2015-09-05 18:18 GMT+02:00 Hartmut Kaiser <hartmut.kaiser@gmail.com>:
 
Only if the user does not know what he/she is doing. If all my Fiber is executing is a simple self-contained operation which does not rely on any contextual data (which in my experience is a large part of code which was written with parallelism/concurrency in mind),

hmm, my experience is that some times you are forced to use code/libraries from third parties you can not control/inspect (closed source), legacy code or large code base
 
All I can say is that allowing to move Fibers between kernel-threads works very well for us (HPX) and is one of the enabling functionalities for very high resource utilization in highly parallel applications.

so HPX does not permit the usage of TLS in user-code (which might be migrated to other threads)?
 
All of this certainly assumes that the user does not rely on TLS - and I agree this puts some restrictions on what can be done.

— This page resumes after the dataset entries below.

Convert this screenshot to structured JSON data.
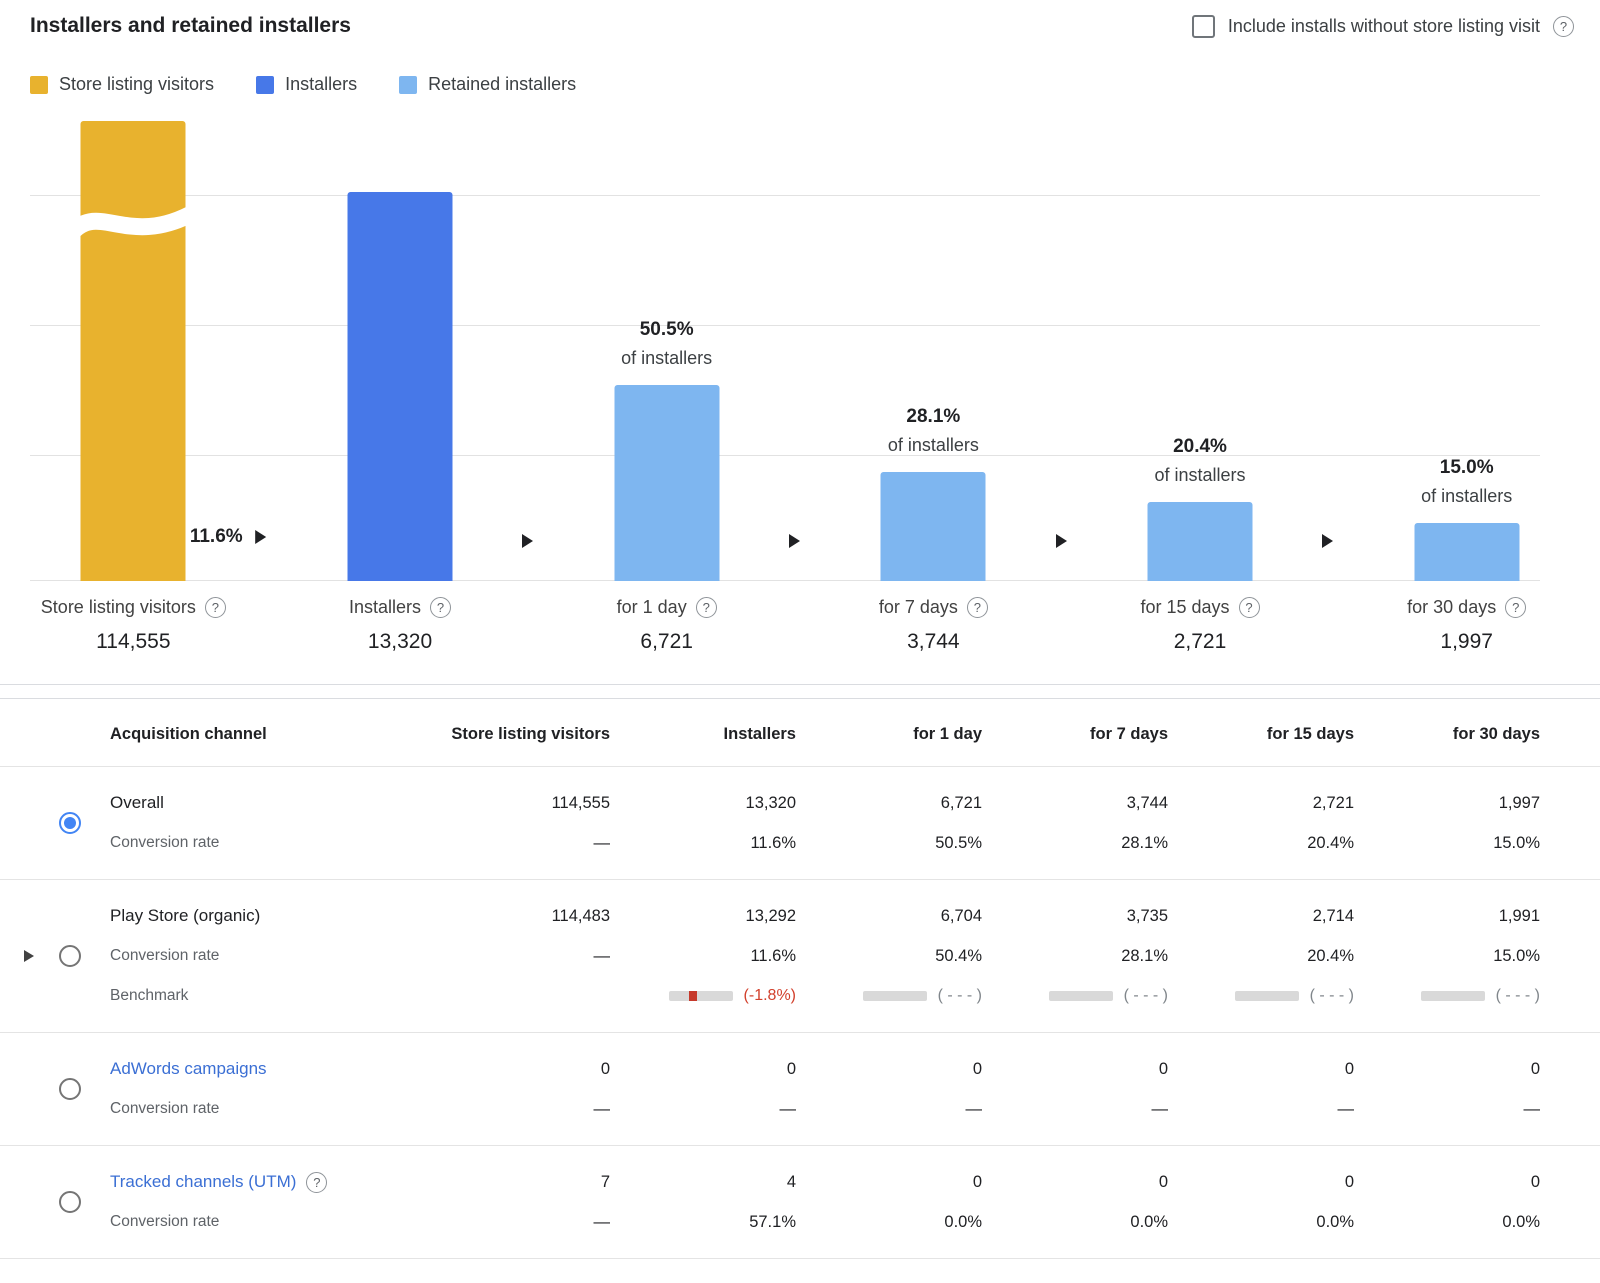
{
  "header": {
    "title": "Installers and retained installers",
    "checkbox_label": "Include installs without store listing visit"
  },
  "legend": {
    "items": [
      {
        "label": "Store listing visitors",
        "color": "#E8B22E"
      },
      {
        "label": "Installers",
        "color": "#4778E8"
      },
      {
        "label": "Retained installers",
        "color": "#7EB6F0"
      }
    ]
  },
  "chart_data": {
    "type": "bar",
    "title": "Installers and retained installers",
    "categories": [
      "Store listing visitors",
      "Installers",
      "for 1 day",
      "for 7 days",
      "for 15 days",
      "for 30 days"
    ],
    "values": [
      114555,
      13320,
      6721,
      3744,
      2721,
      1997
    ],
    "value_labels": [
      "114,555",
      "13,320",
      "6,721",
      "3,744",
      "2,721",
      "1,997"
    ],
    "percent_of_installers": [
      null,
      "11.6%",
      "50.5%",
      "28.1%",
      "20.4%",
      "15.0%"
    ],
    "percent_sublabel": "of installers",
    "bar_colors": [
      "#E8B22E",
      "#4778E8",
      "#7EB6F0",
      "#7EB6F0",
      "#7EB6F0",
      "#7EB6F0"
    ],
    "ylim": [
      0,
      15750
    ],
    "grid": true,
    "first_bar_truncated": true,
    "legend_position": "top"
  },
  "table": {
    "headers": [
      "Acquisition channel",
      "Store listing visitors",
      "Installers",
      "for 1 day",
      "for 7 days",
      "for 15 days",
      "for 30 days"
    ],
    "conversion_label": "Conversion rate",
    "benchmark_label": "Benchmark",
    "rows": [
      {
        "channel": "Overall",
        "selected": true,
        "link": false,
        "expandable": false,
        "help": false,
        "values": [
          "114,555",
          "13,320",
          "6,721",
          "3,744",
          "2,721",
          "1,997"
        ],
        "conversion": [
          "—",
          "11.6%",
          "50.5%",
          "28.1%",
          "20.4%",
          "15.0%"
        ]
      },
      {
        "channel": "Play Store (organic)",
        "selected": false,
        "link": false,
        "expandable": true,
        "help": false,
        "values": [
          "114,483",
          "13,292",
          "6,704",
          "3,735",
          "2,714",
          "1,991"
        ],
        "conversion": [
          "—",
          "11.6%",
          "50.4%",
          "28.1%",
          "20.4%",
          "15.0%"
        ],
        "benchmark": [
          "",
          "(-1.8%)",
          "( - - - )",
          "( - - - )",
          "( - - - )",
          "( - - - )"
        ]
      },
      {
        "channel": "AdWords campaigns",
        "selected": false,
        "link": true,
        "expandable": false,
        "help": false,
        "values": [
          "0",
          "0",
          "0",
          "0",
          "0",
          "0"
        ],
        "conversion": [
          "—",
          "—",
          "—",
          "—",
          "—",
          "—"
        ]
      },
      {
        "channel": "Tracked channels (UTM)",
        "selected": false,
        "link": true,
        "expandable": false,
        "help": true,
        "values": [
          "7",
          "4",
          "0",
          "0",
          "0",
          "0"
        ],
        "conversion": [
          "—",
          "57.1%",
          "0.0%",
          "0.0%",
          "0.0%",
          "0.0%"
        ]
      }
    ]
  },
  "colors": {
    "negative": "#D2402C",
    "link": "#3B6FD4",
    "accent_blue": "#4285F4",
    "benchmark_bar": "#D9D9D9"
  }
}
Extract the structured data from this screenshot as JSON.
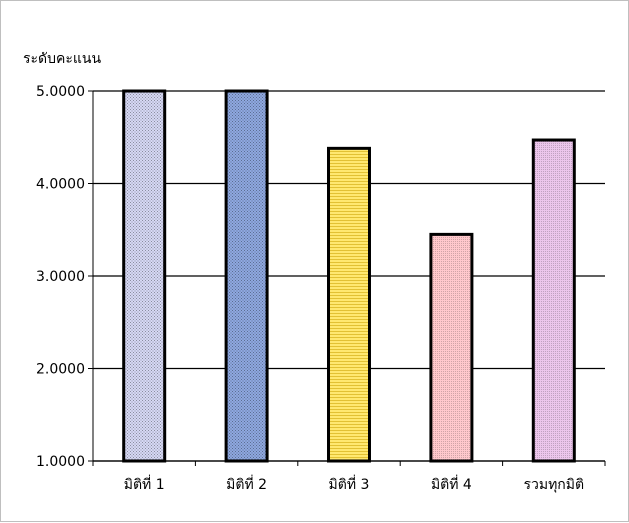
{
  "chart_data": {
    "type": "bar",
    "title": "",
    "xlabel": "",
    "ylabel": "ระดับคะแนน",
    "categories": [
      "มิติที่ 1",
      "มิติที่ 2",
      "มิติที่ 3",
      "มิติที่ 4",
      "รวมทุกมิติ"
    ],
    "values": [
      5.0,
      5.0,
      4.38,
      3.45,
      4.47
    ],
    "ylim": [
      1.0,
      5.0
    ],
    "yticks": [
      "1.0000",
      "2.0000",
      "3.0000",
      "4.0000",
      "5.0000"
    ],
    "grid": true,
    "legend": "none",
    "bar_colors": [
      "#d6d8f4",
      "#8ea8e0",
      "#ffe870",
      "#ffc8cc",
      "#ecc6ec"
    ],
    "bar_stroke": "#000000"
  }
}
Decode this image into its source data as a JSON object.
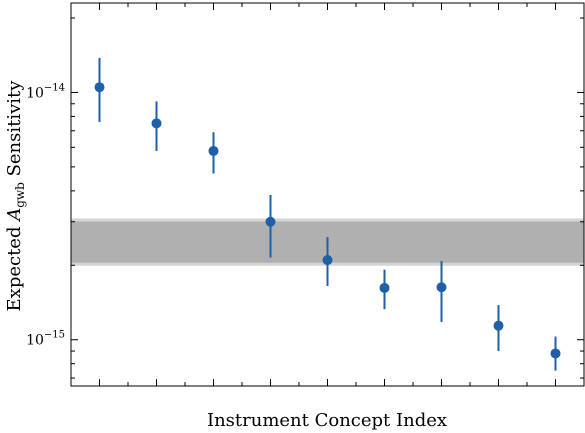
{
  "chart_data": {
    "type": "scatter",
    "xlabel": "Instrument Concept Index",
    "ylabel_prefix": "Expected ",
    "ylabel_symbol": "A",
    "ylabel_subscript": "gwb",
    "ylabel_suffix": " Sensitivity",
    "yscale": "log",
    "xlim": [
      0.5,
      9.5
    ],
    "ylim": [
      6.5e-16,
      2.3e-14
    ],
    "x_ticks": [
      1,
      2,
      3,
      4,
      5,
      6,
      7,
      8,
      9
    ],
    "y_major_ticks": [
      {
        "value": 1e-15,
        "base": "10",
        "exp": "−15"
      },
      {
        "value": 1e-14,
        "base": "10",
        "exp": "−14"
      }
    ],
    "series": [
      {
        "color": "#1f5fa8",
        "points": [
          {
            "x": 1,
            "y": 1.05e-14,
            "y_low": 7.6e-15,
            "y_high": 1.38e-14
          },
          {
            "x": 2,
            "y": 7.5e-15,
            "y_low": 5.8e-15,
            "y_high": 9.2e-15
          },
          {
            "x": 3,
            "y": 5.8e-15,
            "y_low": 4.7e-15,
            "y_high": 6.9e-15
          },
          {
            "x": 4,
            "y": 3e-15,
            "y_low": 2.15e-15,
            "y_high": 3.85e-15
          },
          {
            "x": 5,
            "y": 2.1e-15,
            "y_low": 1.65e-15,
            "y_high": 2.6e-15
          },
          {
            "x": 6,
            "y": 1.62e-15,
            "y_low": 1.33e-15,
            "y_high": 1.92e-15
          },
          {
            "x": 7,
            "y": 1.63e-15,
            "y_low": 1.18e-15,
            "y_high": 2.08e-15
          },
          {
            "x": 8,
            "y": 1.14e-15,
            "y_low": 9e-16,
            "y_high": 1.38e-15
          },
          {
            "x": 9,
            "y": 8.8e-16,
            "y_low": 7.5e-16,
            "y_high": 1.03e-15
          }
        ]
      }
    ],
    "band": {
      "y_low": 2.02e-15,
      "y_high": 3.05e-15,
      "fill": "#b0b0b0",
      "edge": "#d4d4d4"
    },
    "grid": false
  }
}
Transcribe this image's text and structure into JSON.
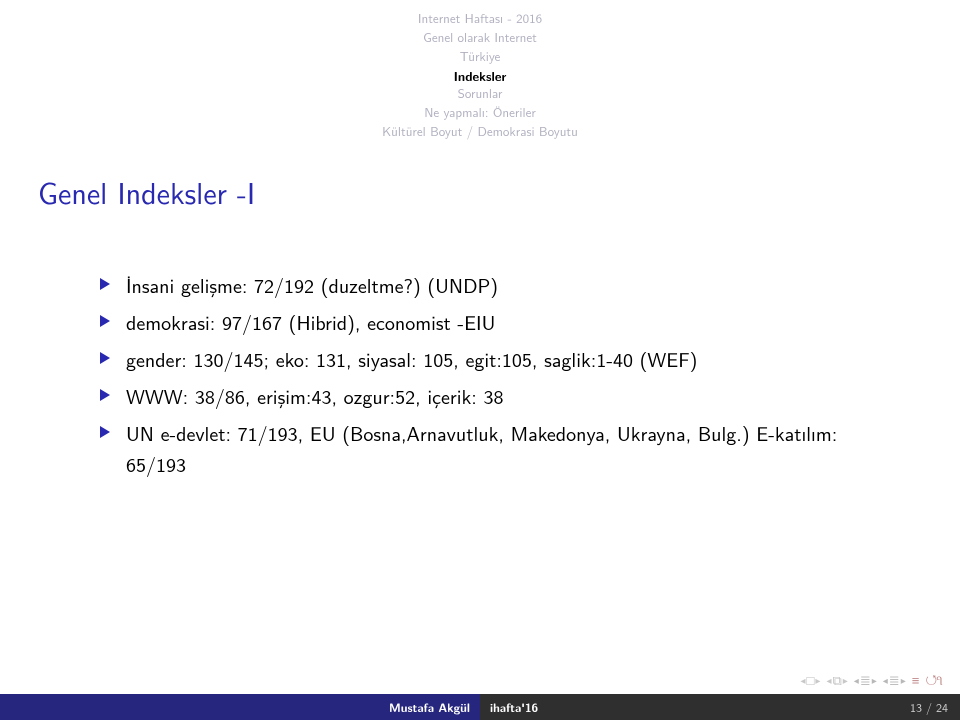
{
  "header": {
    "lines": [
      "Internet Haftası - 2016",
      "Genel olarak Internet",
      "Türkiye",
      "Indeksler",
      "Sorunlar",
      "Ne yapmalı: Öneriler",
      "Kültürel Boyut / Demokrasi Boyutu"
    ],
    "active_index": 3,
    "color_inactive": "#b0b0c0",
    "color_active": "#000000"
  },
  "title": {
    "text": "Genel Indeksler -I",
    "color": "#2828b0",
    "fontsize": 30
  },
  "bullets": [
    "İnsani gelişme: 72/192 (duzeltme?) (UNDP)",
    "demokrasi: 97/167 (Hibrid), economist -EIU",
    "gender: 130/145; eko: 131, siyasal: 105, egit:105, saglik:1-40 (WEF)",
    "WWW: 38/86, erişim:43, ozgur:52, içerik: 38",
    "UN e-devlet: 71/193, EU (Bosna,Arnavutluk, Makedonya, Ukrayna, Bulg.) E-katılım: 65/193"
  ],
  "bullet_marker_color": "#2828b0",
  "footer": {
    "author": "Mustafa Akgül",
    "short_title": "ihafta'16",
    "page": "13 / 24",
    "left_bg": "#26267f",
    "right_bg": "#2f2f2f"
  }
}
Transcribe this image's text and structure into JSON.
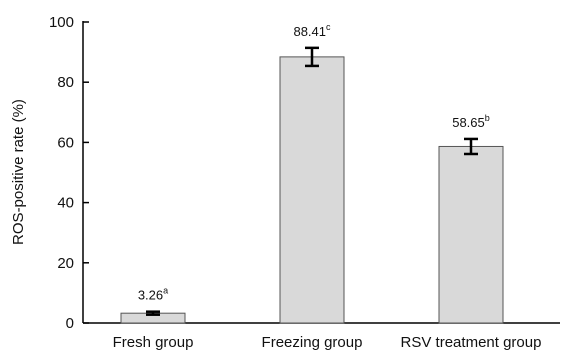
{
  "chart_data": {
    "type": "bar",
    "title": "",
    "xlabel": "",
    "ylabel": "ROS-positive rate (%)",
    "ylim": [
      0,
      100
    ],
    "yticks": [
      0,
      20,
      40,
      60,
      80,
      100
    ],
    "categories": [
      "Fresh group",
      "Freezing group",
      "RSV treatment group"
    ],
    "values": [
      3.26,
      88.41,
      58.65
    ],
    "error": [
      0.5,
      3,
      2.5
    ],
    "value_labels": [
      "3.26",
      "88.41",
      "58.65"
    ],
    "superscripts": [
      "a",
      "c",
      "b"
    ],
    "bar_color": "#d9d9d9",
    "bar_edge_color": "#555555",
    "grid": false,
    "legend": "none"
  }
}
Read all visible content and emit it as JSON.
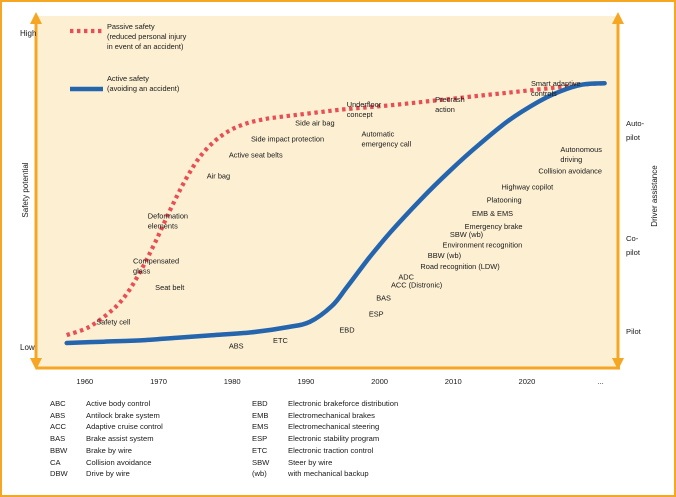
{
  "colors": {
    "frame": "#f5a623",
    "plot_background": "#fcefd2",
    "passive_series": "#e94e55",
    "active_series": "#2565ae",
    "axis_arrow": "#f5a623",
    "text": "#1a1a1a"
  },
  "chart_data": {
    "type": "line",
    "title": "",
    "xlabel": "",
    "ylabel": "Safety potential",
    "y_ticks": [
      "High",
      "Low"
    ],
    "right_axis_label": "Driver assistance",
    "right_axis_ticks": [
      "Autopilot",
      "Co-pilot",
      "Pilot"
    ],
    "x_ticks": [
      "1960",
      "1970",
      "1980",
      "1990",
      "2000",
      "2010",
      "2020",
      "..."
    ],
    "xlim": [
      1955,
      2031
    ],
    "ylim": [
      0,
      100
    ],
    "grid": false,
    "legend_position": "top-left",
    "series": [
      {
        "name": "Passive safety (reduced personal injury in event of an accident)",
        "legend_lines": [
          "Passive safety",
          "(reduced personal injury",
          "in event of an accident)"
        ],
        "style": "dotted",
        "color": "#e94e55",
        "x": [
          1957,
          1960,
          1963,
          1965,
          1967,
          1969,
          1971,
          1973,
          1975,
          1977,
          1979,
          1981,
          1983,
          1985,
          1988,
          1991,
          1994,
          1998,
          2002,
          2007,
          2012,
          2017,
          2022,
          2027,
          2030
        ],
        "y": [
          3,
          6,
          12,
          18,
          27,
          38,
          50,
          61,
          70,
          76,
          80,
          82.5,
          84,
          85,
          86,
          87,
          88,
          89,
          90,
          91.5,
          93,
          94.5,
          96,
          97.5,
          98
        ]
      },
      {
        "name": "Active safety (avoiding an accident)",
        "legend_lines": [
          "Active safety",
          "(avoiding an accident)"
        ],
        "style": "solid",
        "color": "#2565ae",
        "x": [
          1957,
          1962,
          1967,
          1972,
          1977,
          1982,
          1987,
          1990,
          1993,
          1995,
          1998,
          2001,
          2005,
          2009,
          2013,
          2017,
          2021,
          2024,
          2027,
          2030
        ],
        "y": [
          0,
          0.5,
          1,
          2,
          3,
          4,
          6,
          8,
          14,
          21,
          32,
          42,
          54,
          65,
          75,
          84,
          91,
          95,
          97.5,
          98
        ]
      }
    ],
    "annotations_passive": [
      {
        "text": [
          "Safety cell"
        ],
        "x": 1961,
        "y": 7
      },
      {
        "text": [
          "Seat belt"
        ],
        "x": 1969,
        "y": 20
      },
      {
        "text": [
          "Compensated",
          "glass"
        ],
        "x": 1966,
        "y": 30
      },
      {
        "text": [
          "Deformation",
          "elements"
        ],
        "x": 1968,
        "y": 47
      },
      {
        "text": [
          "Air bag"
        ],
        "x": 1976,
        "y": 62
      },
      {
        "text": [
          "Active seat belts"
        ],
        "x": 1979,
        "y": 70
      },
      {
        "text": [
          "Side impact protection"
        ],
        "x": 1982,
        "y": 76
      },
      {
        "text": [
          "Side air bag"
        ],
        "x": 1988,
        "y": 82
      },
      {
        "text": [
          "Underfloor",
          "concept"
        ],
        "x": 1995,
        "y": 89
      },
      {
        "text": [
          "Precrash",
          "action"
        ],
        "x": 2007,
        "y": 91
      },
      {
        "text": [
          "Smart adaptive",
          "controls"
        ],
        "x": 2020,
        "y": 97
      }
    ],
    "annotations_active": [
      {
        "text": [
          "ABS"
        ],
        "x": 1979,
        "y": -2
      },
      {
        "text": [
          "ETC"
        ],
        "x": 1985,
        "y": 0
      },
      {
        "text": [
          "EBD"
        ],
        "x": 1994,
        "y": 4
      },
      {
        "text": [
          "ESP"
        ],
        "x": 1998,
        "y": 10
      },
      {
        "text": [
          "BAS"
        ],
        "x": 1999,
        "y": 16
      },
      {
        "text": [
          "ACC (Distronic)"
        ],
        "x": 2001,
        "y": 21
      },
      {
        "text": [
          "ADC"
        ],
        "x": 2002,
        "y": 24
      },
      {
        "text": [
          "Road recognition (LDW)"
        ],
        "x": 2005,
        "y": 28
      },
      {
        "text": [
          "BBW (wb)"
        ],
        "x": 2006,
        "y": 32
      },
      {
        "text": [
          "Environment recognition"
        ],
        "x": 2008,
        "y": 36
      },
      {
        "text": [
          "SBW (wb)"
        ],
        "x": 2009,
        "y": 40
      },
      {
        "text": [
          "Emergency brake"
        ],
        "x": 2011,
        "y": 43
      },
      {
        "text": [
          "EMB & EMS"
        ],
        "x": 2012,
        "y": 48
      },
      {
        "text": [
          "Platooning"
        ],
        "x": 2014,
        "y": 53
      },
      {
        "text": [
          "Highway copilot"
        ],
        "x": 2016,
        "y": 58
      },
      {
        "text": [
          "Collision avoidance"
        ],
        "x": 2021,
        "y": 64
      },
      {
        "text": [
          "Autonomous",
          "driving"
        ],
        "x": 2024,
        "y": 72
      }
    ],
    "annotations_middle": [
      {
        "text": [
          "Automatic",
          "emergency call"
        ],
        "x": 1997,
        "y": 78
      }
    ]
  },
  "abbreviations_left": [
    {
      "key": "ABC",
      "value": "Active body control"
    },
    {
      "key": "ABS",
      "value": "Antilock brake system"
    },
    {
      "key": "ACC",
      "value": "Adaptive cruise control"
    },
    {
      "key": "BAS",
      "value": "Brake assist system"
    },
    {
      "key": "BBW",
      "value": "Brake by wire"
    },
    {
      "key": "CA",
      "value": "Collision avoidance"
    },
    {
      "key": "DBW",
      "value": "Drive by wire"
    }
  ],
  "abbreviations_right": [
    {
      "key": "EBD",
      "value": "Electronic brakeforce distribution"
    },
    {
      "key": "EMB",
      "value": "Electromechanical brakes"
    },
    {
      "key": "EMS",
      "value": "Electromechanical steering"
    },
    {
      "key": "ESP",
      "value": "Electronic stability program"
    },
    {
      "key": "ETC",
      "value": "Electronic traction control"
    },
    {
      "key": "SBW",
      "value": "Steer by wire"
    },
    {
      "key": "(wb)",
      "value": "with mechanical backup"
    }
  ]
}
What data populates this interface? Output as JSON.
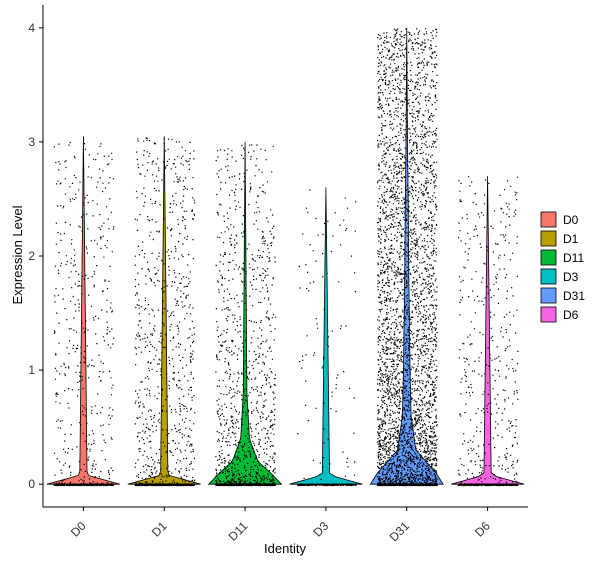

OK, so the question is which strategy boost.fiber should support - restricting the use of TLS or not.
 
As a Boost.Fibers library however, the decision whether to allow moving Fibers or not should not only be left to a separate scheduler/executor (as mentioned before),

wouldn't that be an alternative and reasonable strategy?
 
but in the first place this decision should be left to the user of the library. If you know it's safe to move Fibers as no TLS is involved, why not allow doing so?

boost.fiber needs to access the fiber_manager (for instance to suspend a fiber waiting on a mutex, joining another fiber ...) - this implies to store the fiber_manager in TLS.
otherwise boost.fiber could not support something like boost::this_fiber::yield().
OK, an alternative would be a global container (no in TLS), mapping thread and its fiber_manager - but such a lookup table would degrease performance.
How does HPX solve this issue? Does HPX provide this_fiber::yield() etc?

beside the TLS problem related to fiber_manager, boost.fiber might support migrating fibers.
you can customize the scheduling algorithm - so you could write your own scheduler which has access to the instance
running in the other threads. if the a custom scheduler encounters an empty local fiber-queue it might iterate over the other
scheduler instances and steal fibers.